Multiple arms, multiple cartridges and geometry?


I have read the debates regarding the benefits of different tonearm geometries......Lofgren A and B, Baerwald, Stevenson etc....and I appreciate the benefits of choosing where, on the vinyl record, one wishes to have the least spread of distortion.
I also have read where certain arms seem to perform better with one or other of these geometries?

I have two turntables with three different arms on each one and I have a total of over twenty five different cartridges.
Four of those arms have removable headshells and twenty of my cartridges are mounted on their own headshells ready for installation into any of those four tonearms.
How then.......can I have different geometries for each arm if I don't wish to re-align a cartridge within its headshell depending on the arm in which its installed?
Surely......I must select a single geometry for all my arms so that the cartridges fixed to their headshells....are truly interchangeable?
128x128halcro
"...you mean that when I set up a cartridge on one arm with, say.....Baerwald geometry......it doesn't mean that it will be correct if I change to another arm with a different pivot to spindle distance and overhang?"

Yes; it will not be correct. But your tonearms are vintage Japanese types. Many or most of those were designed with Stevenson geometry in mind or with some idiosyncratic geometry unique to that tonearm (e.g., SAEC 308SX). You can use Baerwald alignment for some of them (not SAEC 308SX), if you must, but the cartridge will end up twisted with respect to the long axis of the headshell. My experiments with doing that did not sound good. But no matter what geometry you use, a given alignment of the cartridge will work in two different tonearms only if they have the exact same P2S distance, effective length, headshell offset angle.
How about using a standard alignment template, whichever one might be best for your table, similar to the user printable one that Linn has provided for the Axis specifically, and just applying it as needed?

That has always worked for me with the Linn Axis in terms of getting hard to fault sound quality, ie faultless tracking, good dynamics, quiet background, and no sibilance, which are usually 4 very good indicators that things are working well.

I have never swapped arms, but if the template could not work, that would tell me the arm is not a match to the table.
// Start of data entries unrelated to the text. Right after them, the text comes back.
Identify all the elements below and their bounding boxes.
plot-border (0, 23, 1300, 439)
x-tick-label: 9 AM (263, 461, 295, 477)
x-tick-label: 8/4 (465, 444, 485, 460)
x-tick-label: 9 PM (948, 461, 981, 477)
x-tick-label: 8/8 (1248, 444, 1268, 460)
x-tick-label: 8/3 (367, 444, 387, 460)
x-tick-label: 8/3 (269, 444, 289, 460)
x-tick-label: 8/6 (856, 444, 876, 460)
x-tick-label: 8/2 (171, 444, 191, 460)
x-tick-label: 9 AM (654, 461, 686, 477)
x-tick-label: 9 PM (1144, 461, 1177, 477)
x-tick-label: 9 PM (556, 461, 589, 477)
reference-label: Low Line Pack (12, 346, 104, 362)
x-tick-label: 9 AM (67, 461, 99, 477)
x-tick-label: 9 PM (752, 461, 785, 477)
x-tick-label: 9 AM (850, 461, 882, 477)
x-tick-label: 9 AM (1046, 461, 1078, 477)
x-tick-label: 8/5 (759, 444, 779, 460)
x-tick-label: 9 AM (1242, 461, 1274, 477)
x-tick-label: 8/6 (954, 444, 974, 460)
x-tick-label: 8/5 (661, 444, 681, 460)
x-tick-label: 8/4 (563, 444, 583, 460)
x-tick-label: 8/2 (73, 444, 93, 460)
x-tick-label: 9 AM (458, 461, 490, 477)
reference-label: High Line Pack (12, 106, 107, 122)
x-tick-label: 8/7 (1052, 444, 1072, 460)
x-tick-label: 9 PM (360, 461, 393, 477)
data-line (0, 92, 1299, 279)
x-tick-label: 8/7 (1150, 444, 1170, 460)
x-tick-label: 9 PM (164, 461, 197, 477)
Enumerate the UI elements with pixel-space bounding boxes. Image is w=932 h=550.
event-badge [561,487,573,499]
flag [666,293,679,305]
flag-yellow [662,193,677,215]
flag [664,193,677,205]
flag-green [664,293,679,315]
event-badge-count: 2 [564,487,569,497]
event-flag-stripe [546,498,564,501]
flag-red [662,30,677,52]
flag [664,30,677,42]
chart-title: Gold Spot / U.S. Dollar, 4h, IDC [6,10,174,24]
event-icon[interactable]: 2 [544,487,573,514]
Why make these things more complicated than need be?
Dear Mapman,
Your alignment template works for your tonearm. It's specific to the Linn tonearm. I cannot imagine how to design a "standard template" that is turntable specific. The turntable does not give a rat's butt what tonearm is mounted on it, so long as the tonearm will fit on the mounting platform. I don't think off the top of my head that there is any way to escape the necessity of re-aligning each cartridge for each tonearm, unless the two tonearms have identical length parameters and headshell offset angle.

But, Halcro, I just remembered that you do use outboard arm pods that can be moved around freely wrt your TT101. This gives you more degrees of freedom wrt P2S distance, but won't completely obviate the need for tonearm-specific alignment.
Dear Henry, You need, it seems, to start a new. I hope that
you own no more then 400 Lp's so you can rearange them according to the distance of the outer groove to the spindle. Assuming 3 geometries you will have then 3 kinds
of LP's collections which is 3x more then we, the other, have because we own just one collection. Then you should mark all your tonearms according to the new ranking or geometry while the same should be done with the carts/headshell combos. This way you will have 3 kinds of every kind while thanks to the markings no confusion
will ever (more) occur.

Regards,
Dear Nikola,
Que??.........
Lew.......you're right about my ability to 'massage' the spindle to pivot distances for all my arms.
I'm thinking......and I may be wrong (need to check the Vinyl Engine formula)....... Whether I can adjust the P to S dimension of all the arms to have a uniform 'overhang' dimension?
Will that allow for a 'common' interchangeability?